8. Northwestern turns to Trumpy: Northwestern has been looking for an answer at running back for a year and a half. As good as quarterback Dan Persa has been, the Wildcats need a legit ground game to join the Big Ten's elite this fall. After Arby Fields' early struggles, Northwestern will turn to redshirt freshman Mike Trumpy, who provided a boost with 53 second-half rush yards last week against Central Michigan. Trumpy and Jacob Schmidt were elevated to co-starters on the depth chart, as Northwestern faces a Minnesota team that allowed Northern Illinois' Chad Spann to run wild (223 yards) last wek.

9. Cousins, Tolzien in crunch time: Both Michigan State and Wisconsin are run-first teams boasting a multitude of capable backs, but I really believe Saturday's game comes down to which quarterback makes plays in the fourth quarter. Both Kirk Cousins and Scott Tolzien have played well the last two weeks, combining for 998 pass yards with eight touchdowns and only one interception. Cousins needs to prove himself in the clutch, while Tolzien looks for a signature road win in a place where Wisconsin has struggled. He'll get top receiver Nick Toon back from a toe injury.
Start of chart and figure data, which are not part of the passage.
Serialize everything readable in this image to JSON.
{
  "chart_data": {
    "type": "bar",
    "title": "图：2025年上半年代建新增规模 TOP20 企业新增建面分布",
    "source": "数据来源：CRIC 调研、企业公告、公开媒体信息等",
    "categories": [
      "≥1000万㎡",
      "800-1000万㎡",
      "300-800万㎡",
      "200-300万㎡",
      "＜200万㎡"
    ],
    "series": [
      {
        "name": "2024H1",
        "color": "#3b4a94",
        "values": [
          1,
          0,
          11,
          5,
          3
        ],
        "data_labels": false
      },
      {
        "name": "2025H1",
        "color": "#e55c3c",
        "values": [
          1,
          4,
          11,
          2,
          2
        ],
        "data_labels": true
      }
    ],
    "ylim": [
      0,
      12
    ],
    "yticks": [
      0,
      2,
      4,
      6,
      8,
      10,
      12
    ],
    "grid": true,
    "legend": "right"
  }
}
10. Buckeyes need answers at RB: Perhaps Buckeyes fans are nitpicking, or maybe they have a point about Brandon Saine and Dan Herron. Either way, Ohio State fans want to see more production out of the veteran running backs, or increased opportunities for dynamic redshirt freshman Jaamal Berry, who has 15 carries for 177 rush yards (11.8 ypc) this season. Coach Jim Tressel is loyal to his veteran players, and it will be interesting to watch what he does if Saine and Herron start slow against Illinois.